13 JAN 2014
Haiti Earthquake Four Years On
Owning the future: Haitians take the lead in reconstruction
Four years after the tragic earthquake, Haitian national institutions, civil society, communities and citizens are leading reconstruction and development in the country.
Four years have passed since the tragic earthquake that killed over 200,000 people and left Haiti in one of the worst crises of recent times. Although much remains to be done, international aid agency Oxfam acknowledges that there have been positive strides toward reconstruction and development. While recognising the Haitian state’s efforts in taking a leading role, Oxfam highlights the need for inclusive processes that ensure the participation of Haitian civil society organisations, communities and citizens.
Today, 89 per cent of the displaced population no longer lives in camps. Yet 172,000 people remain in tents, with limited access to essential services like water and sanitation. If return, resettlement and local integration solutions are not intensified this year, a large number of people risk continued displacement and will remain vulnerable to shocks.

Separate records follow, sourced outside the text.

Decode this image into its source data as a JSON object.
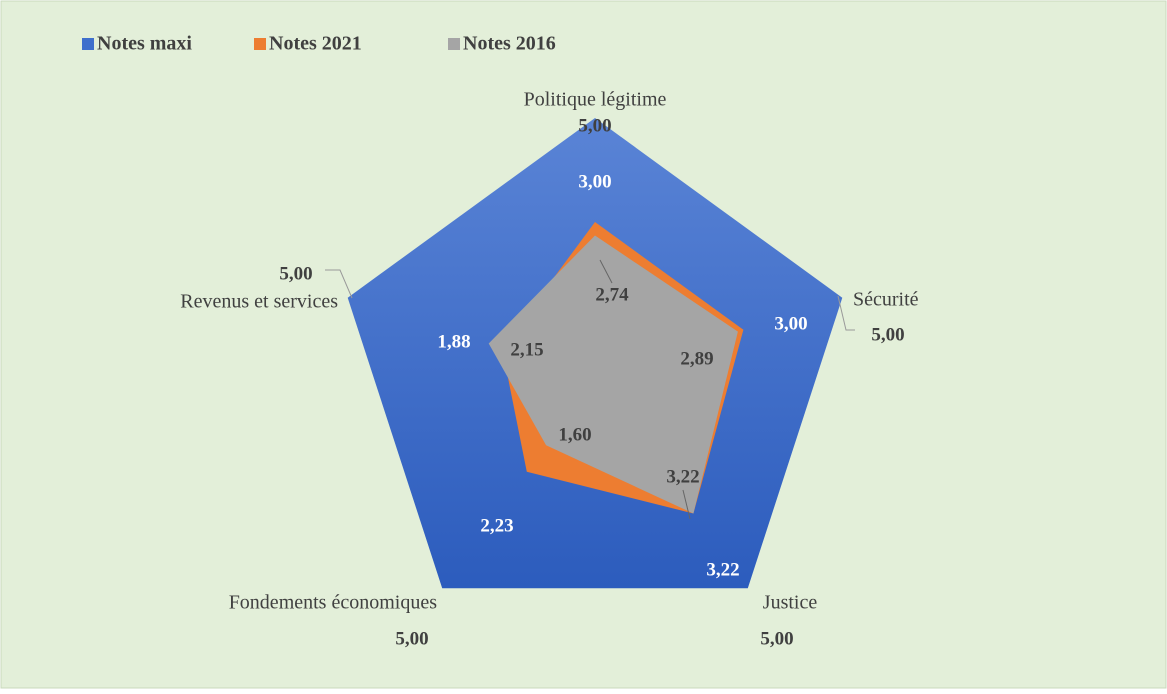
{
  "chart_data": {
    "type": "radar",
    "categories": [
      "Politique légitime",
      "Sécurité",
      "Justice",
      "Fondements économiques",
      "Revenus et services"
    ],
    "rlim": [
      0,
      5
    ],
    "legend": "top-left",
    "series": [
      {
        "name": "Notes maxi",
        "color": "#3f6fcc",
        "values": [
          5,
          5,
          5,
          5,
          5
        ],
        "value_labels": [
          "5,00",
          "5,00",
          "5,00",
          "5,00",
          "5,00"
        ]
      },
      {
        "name": "Notes 2021",
        "color": "#ed7d31",
        "values": [
          3.0,
          3.0,
          3.22,
          2.23,
          1.88
        ],
        "value_labels": [
          "3,00",
          "3,00",
          "3,22",
          "2,23",
          "1,88"
        ]
      },
      {
        "name": "Notes 2016",
        "color": "#a5a5a5",
        "values": [
          2.74,
          2.89,
          3.22,
          1.6,
          2.15
        ],
        "value_labels": [
          "2,74",
          "2,89",
          "3,22",
          "1,60",
          "2,15"
        ]
      }
    ]
  }
}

The government has designed a housing policy with a mechanism to discuss housing issues with stakeholders. Despite advancements, the number of permanent housing units built remains very low and housing provisions are insufficient. Investments in neighbourhoods need to increase. Oxfam urges it to ensure the participation of communities, civil society organisations, and other state institutions in the established coordination mechanisms.
“This fourth commemoration reminds us of the importance of reconstruction efforts,” said Oxfam Associate Country Director Yolette Etienne. “We recognise that there have been positive efforts on behalf of the government in producing clear guidelines and regulations regarding reconstruction. These, however, need to be enforced and followed strictly if we wish to witness Haitian men and women exercising their right to a safe and secure home, as well as their right to education, food and life.”
Housing is not the only pressing issue. In 2012 half of the world’s suspected cholera cases occurred in Haiti. Between January and December 2013, 57,377 suspected cases of cholera and 582 deaths were recorded, and 45,000 new cases are expected for 2014.
In spite of this, the cholera caseload has dropped by over 50 per cent since 2010. This is the result of persistent work by organisations like Oxfam, which have collaborated with the Ministry of Health, the water authority, civil society organisations, and communities to set up technical structures, processes and infrastructure to reduce the spread of the disease. Today, Haitians lead, own and improve these structures and processes themselves.
Oxfam urges the Haitian state to continue developing decentralised governance structures to create an environment and political momentum which promote the engagement of women and young people in national institutions and processes.